In the next few months, HRM is going to hear a lot about Floor Area Ratios (FAR) and Planning.
What is Floor Area Ratio (FAR)? Floor space/lot size applied as a ratio for city planning is one measure of density. Sometimes it is linked to walkability, but that only occurs if a wide range of local services are available within 600 metres. If services are 1.6 Km away, then over 95% of the population will use automobile/public transportation.
When does FAR work well? It has been around since before the 1950’s. The world’s cities and their problems have not been fixed by FAR. BUT sometimes, FAR works really well. Small town models can have high FAR and good walkability scores – the key is a good mix of local services for FAR to work. High FAR scores in urban cores commonly are linked to ghettoization in North American cities due in part to poor availability of services and dependence on automobiles.
Before HRM applies FAR across Regional Centre these important questions need to be answered:
What is the current FAR for Downtown Halifax?
What is the current FAR for Downtown Dartmouth?
What is the current average FAR for all of Regional Centre, EXCLUDING the two downtowns?
It is impossible to understand the impact of policy targets on FAR if we do not know the existing FAR scores for key areas of Regional Centre. FAR targets can offer a structured goal for growth in designated areas, such as Downtowns, Centres, and Corridors, but only if HRM Planning policies reasonably support the Downtowns, Centres and Corridors as the directed areas for growth and densification.
How can Dartmouth benefit from FAR? We can copy how Seattle made FAR work for its Downtown.
Downtown Halifax has a higher existing FAR score than Downtown Dartmouth. HRM Planning could give Downtown Dartmouth business district a minimum FAR score instead of a maximum FAR score. This forces land owners and developers to meet minimum lot coverage and commercial densities that drive higher walkability scores. This creates upgraded available residential and commercial space that encourages a diversified range of services to appear all within 600 metre walking distances. Taxes on vacant lots and lots with low FAR scores in the Downtown Dartmouth business district could be charged as an additional property tax component. That would be an aggressive policy to push development into the Downtown Dartmouth business district and discourage speculative vacant land holdings. I like this approach to FAR.
Centres and Corridors can also benefit from directed development investment using split residential/commercial FAR scores as a targeted growth for services and walkability along traditional integrated town models. In Centres and Corridors, it is not realistic to impose additional property tax elements because these areas will start out with much lower FAR scores than our Downtowns. However, split residential/commercial FAR scores are desirable in the Centres and Corridors and should be positively encouraged.
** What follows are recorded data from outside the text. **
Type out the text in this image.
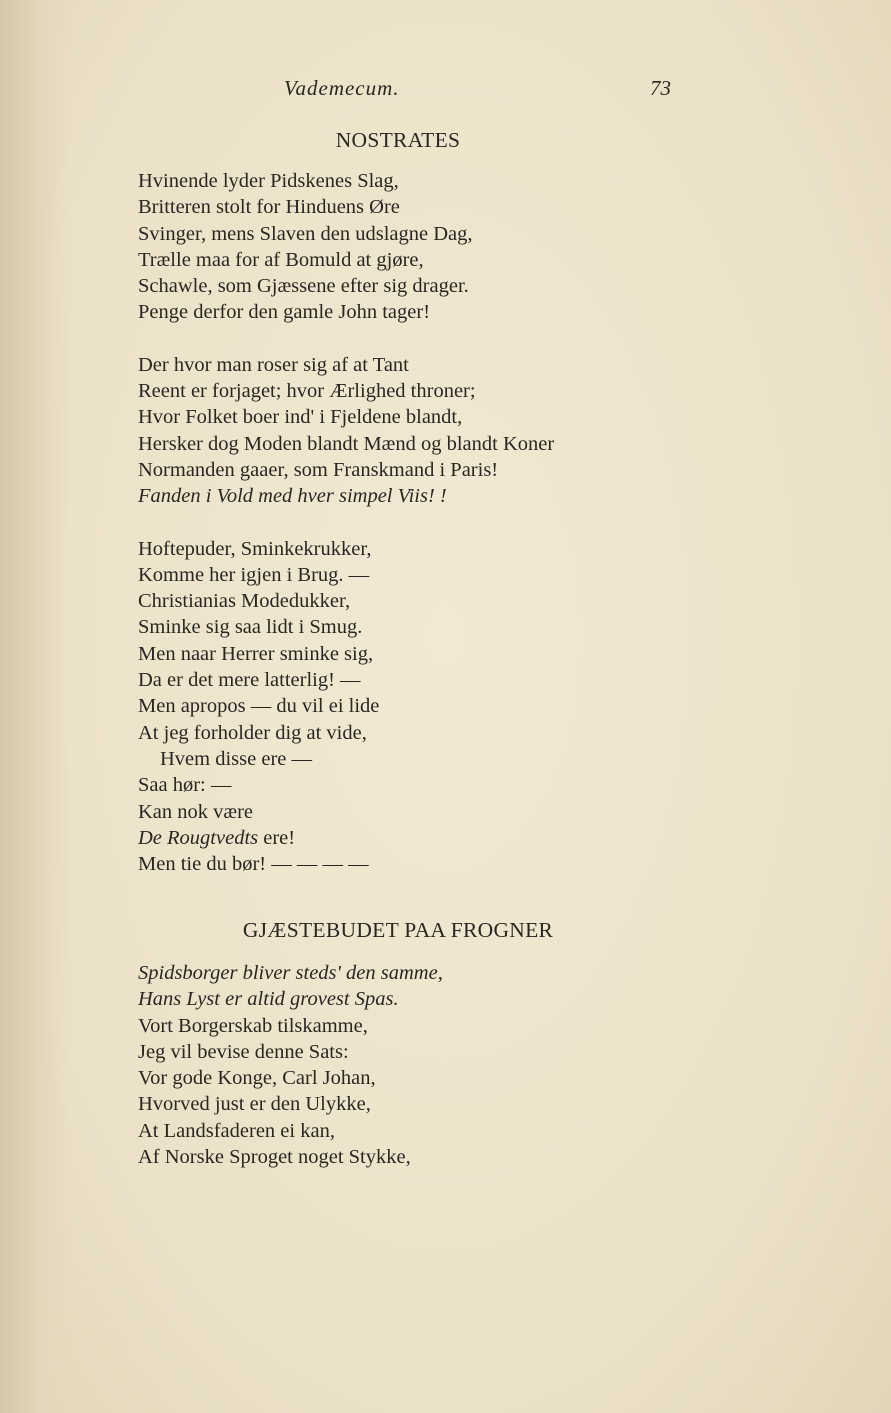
Vademecum.	73
NOSTRATES
Hvinende lyder Pidskenes Slag,
Britteren stolt for Hinduens Øre
Svinger, mens Slaven den udslagne Dag,
Trælle maa for af Bomuld at gjøre,
Schawle, som Gjæssene efter sig drager.
Penge derfor den gamle John tager!
Der hvor man roser sig af at Tant
Reent er forjaget; hvor Ærlighed throner;
Hvor Folket boer ind' i Fjeldene blandt,
Hersker dog Moden blandt Mænd og blandt Koner
Normanden gaaer, som Franskmand i Paris!
Fanden i Vold med hver simpel Viis! !
Hoftepuder, Sminkekrukker,
Komme her igjen i Brug. —
Christianias Modedukker,
Sminke sig saa lidt i Smug.
Men naar Herrer sminke sig,
Da er det mere latterlig! —
Men apropos — du vil ei lide
At jeg forholder dig at vide,
Hvem disse ere —
Saa hør: —
Kan nok være
De Rougtvedts ere!
Men tie du bør! — — — —
GJÆSTEBUDET PAA FROGNER
Spidsborger bliver steds' den samme,
Hans Lyst er altid grovest Spas.
Vort Borgerskab tilskamme,
Jeg vil bevise denne Sats:
Vor gode Konge, Carl Johan,
Hvorved just er den Ulykke,
At Landsfaderen ei kan,
Af Norske Sproget noget Stykke,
By contrast, old residential neighbourhoods within HRM’s Regional Centre traditional rely on low FAR scores. Most are not within 600 metres of a diverse range of services – so walkability will NEVER be a realistic target in these areas for at least several decades. In HRM, it tends to be an older demographic that lives in the residential subdivisions, and these residents are often dependant on automobiles for basic transportation. Our Planning policy should support the diversity of needs and expectations for this key demographic. We should expect to see average FAR scores of 0.5 or less for these neighbourhoods. Policies of densification for these neighbourhoods should not focus on FAR scores, but instead, focus on facilitating intergenerational households through fast tracking the legalized in-law suites and attached units off the side or rear of the existing structure. Under the old zoning, it should be the equivalent of revising R-1 into R-2 to match current demographic needs so that extended families can share the family home, or earn additional revenue in retirement years.
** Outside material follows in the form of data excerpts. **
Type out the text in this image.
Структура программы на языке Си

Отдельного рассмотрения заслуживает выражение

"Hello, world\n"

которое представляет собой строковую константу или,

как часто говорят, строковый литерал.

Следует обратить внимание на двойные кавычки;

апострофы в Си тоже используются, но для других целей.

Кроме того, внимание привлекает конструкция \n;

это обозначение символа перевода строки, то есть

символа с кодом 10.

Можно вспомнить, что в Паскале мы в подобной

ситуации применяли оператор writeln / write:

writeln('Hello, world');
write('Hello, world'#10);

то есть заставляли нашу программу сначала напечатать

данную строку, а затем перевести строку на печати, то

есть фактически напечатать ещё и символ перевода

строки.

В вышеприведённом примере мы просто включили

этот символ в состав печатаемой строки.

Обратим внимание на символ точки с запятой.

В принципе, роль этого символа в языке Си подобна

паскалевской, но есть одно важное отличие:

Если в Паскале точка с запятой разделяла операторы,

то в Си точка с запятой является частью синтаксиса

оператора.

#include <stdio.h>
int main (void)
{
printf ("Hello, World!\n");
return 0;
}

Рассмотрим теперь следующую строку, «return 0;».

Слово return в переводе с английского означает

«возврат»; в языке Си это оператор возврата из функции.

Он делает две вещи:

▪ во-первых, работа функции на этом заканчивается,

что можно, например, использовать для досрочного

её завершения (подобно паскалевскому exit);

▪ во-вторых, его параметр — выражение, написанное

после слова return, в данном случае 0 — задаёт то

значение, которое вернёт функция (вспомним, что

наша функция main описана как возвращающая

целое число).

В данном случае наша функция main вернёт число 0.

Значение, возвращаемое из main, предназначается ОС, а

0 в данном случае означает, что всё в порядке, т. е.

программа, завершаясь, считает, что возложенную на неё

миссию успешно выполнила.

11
What should NEVER happen is for HRM Planning to misuse FAR scores across Regional Centre by applying one single target FAR score for all of Regional Centre. Our two Downtowns are very different and our Downtown Dartmouth business district needs its own FAR score policy - setting minimums and penalizing speculative vacant land holdings. Downtown Halifax, where FAR scores for some buildings are as high as 9.5, should be left for the markets to determine, subject to design review and view planes. Our Centres should have a maximum FAR score somewhere between 1.5 for walkability and the rate to be set for Downtown Dartmouth’s business district. Our corridors should set attainable and moderate FAR scores that support walkability with a maximum residential FAR score of 1.5 in corridors, plus additional 2.0 for commercial on the ground and 2nd floors. Spot development in the Corridors does not encourage walkability, especially if it is concentrated residential development with no integrated local commercial services. By limiting corridors to a maximum of residential 1.5 FAR score, with an additional commercial maximum of 2.0 FAR, it caps the local residential development and forces a portion of commercial use to support the service corridor.
If Canso were to set a FAR score maximum of 5.0, it does not mean that Canso will outpace HRM. It just means there is no structured densification strategy in its revised Centre Plan – the result will be ad hoc 20 unit 6 storey stick (wood) frame construction (under the new building code) springing up on traditional R-1 neighbourhood lots. This will do little to increase concentration of a diversified walkable commercial service corridor. This does not fast track extended families quickly setting up in-law suites when a family member’s health fails or seniors leveraging a flat in the back for additional retirement income. Corridors and Residential Neighbourhood classifications could become a Planning distinction without a difference, with neither becoming any more walkable.